PLS Is A Safety Valve.
Without PLS, there would, in all likelihood, be more prison disturbances. PLS staff provide inmates with an important non-violent way to resolve disputes. PLS’ availability to inmates in New York’s 69 prisons and the Willard Drug Treatment Facility reduces tensions and hostility by helping to resolve disputes quickly and helping to ensure a safer environment for prisoners and corrections staff alike. Most prisoners will ultimately be released. To assure public safety, the state must ensure that prisoners will be returning to their communities having been treated humanely and having had access to quality mental health care and other programs while in prison. PLS works towards those goals and is a sound investment toward public safety.
PLS Is Cost Efficient.
Most of the money that is invested in PLS is returned to the state in cost savings. One example is that in 2011, as a result of our advocacy on disciplinary hearings, sentencing and jail time issues, PLS saved the state over $3.9 million. We did this in spite of the fact that our funding has significantly decreased over the past two years.

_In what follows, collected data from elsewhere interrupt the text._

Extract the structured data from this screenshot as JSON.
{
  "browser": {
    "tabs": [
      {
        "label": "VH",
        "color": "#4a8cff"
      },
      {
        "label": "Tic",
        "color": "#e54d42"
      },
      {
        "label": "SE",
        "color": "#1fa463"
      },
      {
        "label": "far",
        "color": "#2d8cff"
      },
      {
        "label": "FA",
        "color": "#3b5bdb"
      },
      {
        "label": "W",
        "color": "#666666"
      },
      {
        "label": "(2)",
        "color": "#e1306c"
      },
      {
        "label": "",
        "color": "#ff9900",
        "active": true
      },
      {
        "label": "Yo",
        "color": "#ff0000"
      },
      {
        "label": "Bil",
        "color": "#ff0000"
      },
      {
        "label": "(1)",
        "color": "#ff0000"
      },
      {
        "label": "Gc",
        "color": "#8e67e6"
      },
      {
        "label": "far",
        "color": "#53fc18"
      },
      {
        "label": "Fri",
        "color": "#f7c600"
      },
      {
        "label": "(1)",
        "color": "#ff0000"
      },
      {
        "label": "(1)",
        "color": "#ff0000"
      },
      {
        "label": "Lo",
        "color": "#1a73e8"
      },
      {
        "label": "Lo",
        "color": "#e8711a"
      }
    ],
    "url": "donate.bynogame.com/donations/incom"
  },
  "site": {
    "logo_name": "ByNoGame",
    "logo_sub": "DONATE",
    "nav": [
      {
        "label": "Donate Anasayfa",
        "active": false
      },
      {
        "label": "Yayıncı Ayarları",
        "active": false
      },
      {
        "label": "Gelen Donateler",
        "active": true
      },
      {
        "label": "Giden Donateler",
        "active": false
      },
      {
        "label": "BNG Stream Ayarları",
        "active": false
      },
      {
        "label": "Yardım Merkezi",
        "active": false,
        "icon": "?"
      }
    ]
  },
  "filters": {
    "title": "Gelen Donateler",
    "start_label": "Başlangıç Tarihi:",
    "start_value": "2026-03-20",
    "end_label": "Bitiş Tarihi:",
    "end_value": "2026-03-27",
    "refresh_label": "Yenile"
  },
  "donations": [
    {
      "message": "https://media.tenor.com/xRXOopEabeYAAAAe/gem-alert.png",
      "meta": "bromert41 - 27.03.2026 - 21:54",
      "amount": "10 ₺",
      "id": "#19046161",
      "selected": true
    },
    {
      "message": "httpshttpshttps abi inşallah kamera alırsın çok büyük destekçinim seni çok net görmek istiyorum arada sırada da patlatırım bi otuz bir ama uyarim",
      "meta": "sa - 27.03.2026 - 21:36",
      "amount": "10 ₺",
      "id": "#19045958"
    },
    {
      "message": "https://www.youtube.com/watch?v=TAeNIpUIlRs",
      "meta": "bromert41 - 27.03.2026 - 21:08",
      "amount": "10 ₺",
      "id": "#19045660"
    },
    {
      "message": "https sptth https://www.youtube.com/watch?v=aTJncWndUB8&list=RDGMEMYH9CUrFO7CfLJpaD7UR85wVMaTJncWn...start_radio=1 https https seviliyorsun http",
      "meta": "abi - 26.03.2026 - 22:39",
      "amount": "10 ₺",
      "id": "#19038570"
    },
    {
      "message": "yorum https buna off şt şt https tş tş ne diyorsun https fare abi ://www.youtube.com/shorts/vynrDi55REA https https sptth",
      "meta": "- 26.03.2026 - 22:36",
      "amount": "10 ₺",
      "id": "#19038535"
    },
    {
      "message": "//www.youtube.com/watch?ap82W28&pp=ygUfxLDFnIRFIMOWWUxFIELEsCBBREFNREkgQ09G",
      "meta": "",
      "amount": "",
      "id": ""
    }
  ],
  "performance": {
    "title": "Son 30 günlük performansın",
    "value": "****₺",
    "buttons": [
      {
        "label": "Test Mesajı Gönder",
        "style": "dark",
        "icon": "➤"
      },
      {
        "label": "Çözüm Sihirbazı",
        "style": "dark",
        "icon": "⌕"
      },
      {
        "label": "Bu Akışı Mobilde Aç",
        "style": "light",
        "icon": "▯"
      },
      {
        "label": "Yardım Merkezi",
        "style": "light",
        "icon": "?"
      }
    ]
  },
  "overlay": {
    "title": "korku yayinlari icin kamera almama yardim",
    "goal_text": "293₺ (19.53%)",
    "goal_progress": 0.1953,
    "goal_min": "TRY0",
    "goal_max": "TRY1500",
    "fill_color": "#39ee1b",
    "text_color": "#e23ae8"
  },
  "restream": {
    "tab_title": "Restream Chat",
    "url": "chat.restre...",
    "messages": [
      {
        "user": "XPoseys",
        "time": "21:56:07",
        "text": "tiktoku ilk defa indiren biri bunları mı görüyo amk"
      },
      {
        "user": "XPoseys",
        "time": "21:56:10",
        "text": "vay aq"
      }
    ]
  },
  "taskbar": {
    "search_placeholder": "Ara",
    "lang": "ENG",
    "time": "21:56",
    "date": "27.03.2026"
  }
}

PLS Fills A Critical Void.
PLS responded to approximately 12,000 inmate complaints this past year. PLS’ staff resolves most matters at the administrative level through negotiation. PLS actively discourages the filing of frivolous litigation and litigates only when necessary. Private attorneys rarely take inmate cases and there are no other legal services available to most inmates.
PLS Is Successful.
Due to PLS’ advocacy since 1976, virtually every aspect of prison life has been made more humane and more consistent with legal requirements. Areas of prison life affected include, access to improved mental health and medical care, improved visiting procedures, protection of religious freedom, insuring the privacy of strip searches, the reversal of improperly conducted disciplinary hearings and damages for the excessive use of force by guards.
PLS Is Required.
The State has a legal responsibility to provide meaningful access to the courts for inmates confined in state prisons. New York has in the past wisely chosen to fund PLS, to provide this access to at least part of the inmate population. In a letter to Governor Pataki, several years ago, the then-President, the immediate Past President and the President-Elect of the New York State Bar Association addressed the claim that law libraries are all that is needed for inmates to pursue their claims.
“Unquestionably libraries cannot serve as a substitute for trained lawyers to provide meaningful access to the courts. Experience demonstrates that citizens are not able to adequately represent themselves in litigation, particularly that which requires discovery or trial. And inmates who are not literate, who do not speak English well or who are mentally ill surely are entitled to the services of lawyers. The fact is that lawyers are essential to the fair administration of justice for prisoners.”